Beim Kauf eines neuen Ofens sollten Sie deshalb unbedingt eine Herstellerbescheinigung verlangen, die die Einhaltung der Emissionsgrenzwerte dokumentiert. Ob die Datenbank des HKI oder der Fachhändler weiterhilft, klären Sie am besten vorab. Für einen gewöhnlichen Kaminofen mit Scheitholz gibt es übrigens keine staatliche Förderung.
Produktbeispiele und Einsatzgebiete
Kleine Öfen mit rund 5 kW und einem Wirkungsgrad um 80 Prozent gelten als sparsam und eignen sich für Wohnräume mittlerer Größe. Sehr kompakte Modelle wie der Nordpeis Orion arbeiten mit nur 1 bis 2 kW und können einen kleinen Raum von etwa 10 Quadratmetern beheizen. Solche Geräte sind ideal für Ferienhäuser oder als gelegentlich genutzte Zusatzwärmequelle. Bei 4 kW besteht in sehr kleinen Räumen schnell die Gefahr der Überhitzung. Modelle mit sehr niedriger Leistung um 3 kW sind im stationären Handel eher selten, im Fachhandel und online aber gut zu finden. Die genannten Preise schwanken je nach Ausstattung und Anbieter, weshalb sich ein Vergleich mehrerer aktueller Angebote lohnt.
Richtig heizen und pflegen
Damit ein kleiner Kaminofen sauber und effizient arbeitet, kommt es auf das richtige Heizen an. Verwenden Sie ausschließlich trockenes, gut abgelagertes Scheitholz mit einer Restfeuchte von möglichst unter 20 Prozent, denn feuchtes Holz verrußt die Scheibe, senkt den Wirkungsgrad und erhöht den Schadstoffausstoß. Das Anzünden gelingt am besten von oben, weil sich so weniger Rauch bildet.
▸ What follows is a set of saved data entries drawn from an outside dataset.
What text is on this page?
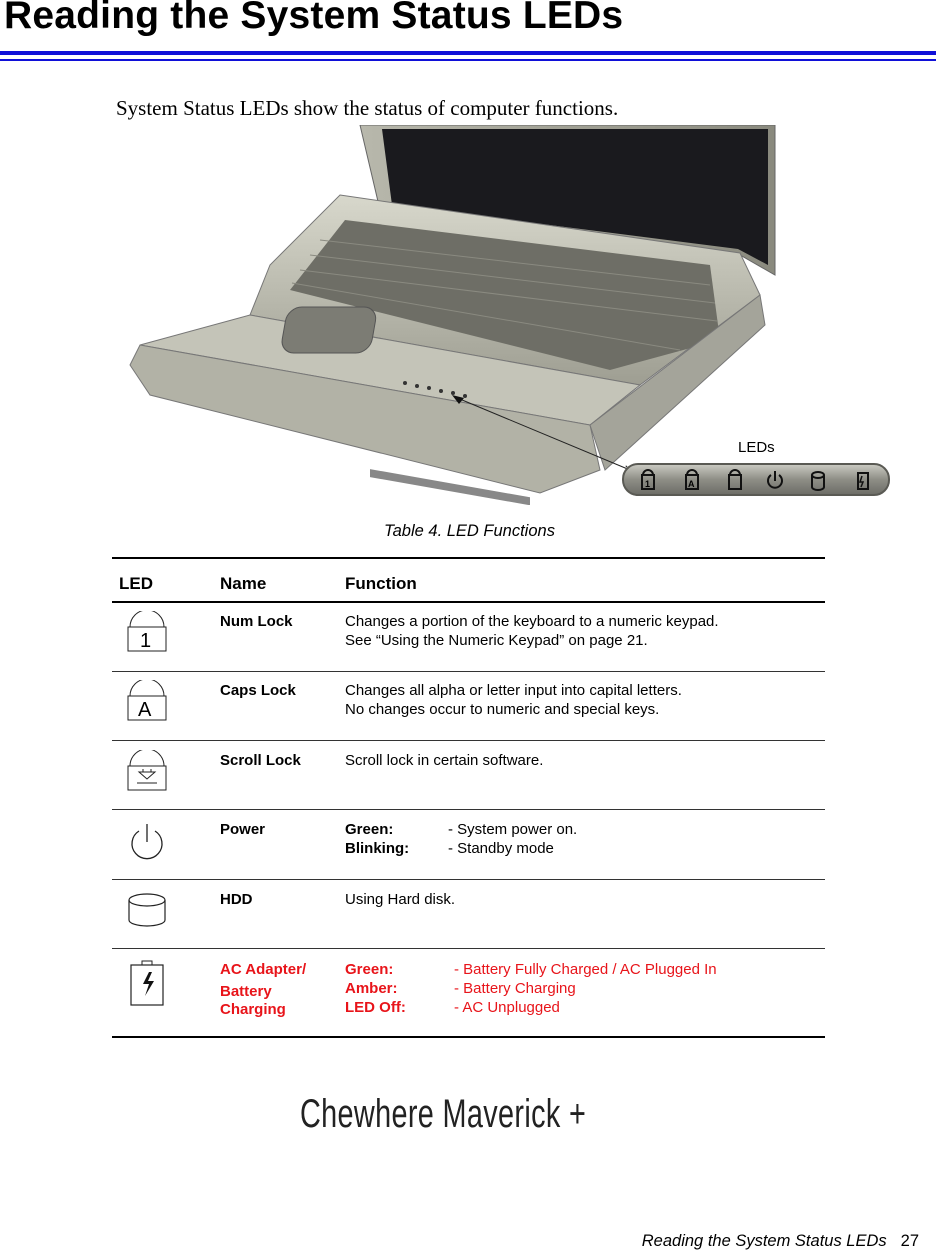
Reading the System Status LEDs
System Status LEDs show the status of computer functions.
LEDs
1	A
Table 4. LED Functions
LED	Name	Function
1
Num Lock	Changes a portion of the keyboard to a numeric keypad.
See “Using the Numeric Keypad” on page 21.
A
Caps Lock	Changes all alpha or letter input into capital letters.
No changes occur to numeric and special keys.
Scroll Lock	Scroll lock in certain software.
Power	Green:	- System power on.
Blinking:	- Standby mode
HDD	Using Hard disk.
AC Adapter/
Battery
Charging
Green:	- Battery Fully Charged / AC Plugged In
Amber:	- Battery Charging
LED Off:	- AC Unplugged
Chewhere Maverick +
Reading the System Status LEDs 27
Sorgen Sie in der Anheizphase für ausreichend Luft und drosseln Sie die Zufuhr erst, wenn sich ein gleichmäßiges Flammenbild eingestellt hat. Regelmäßiges Entaschen und die jährliche Reinigung durch den Schornsteinfeger halten den Ofen leistungsfähig und sicher. Wer diese Grundregeln beachtet, holt aus einem kleinen Kaminofen die volle Wärme heraus und schont zugleich Umwelt und Geldbeutel.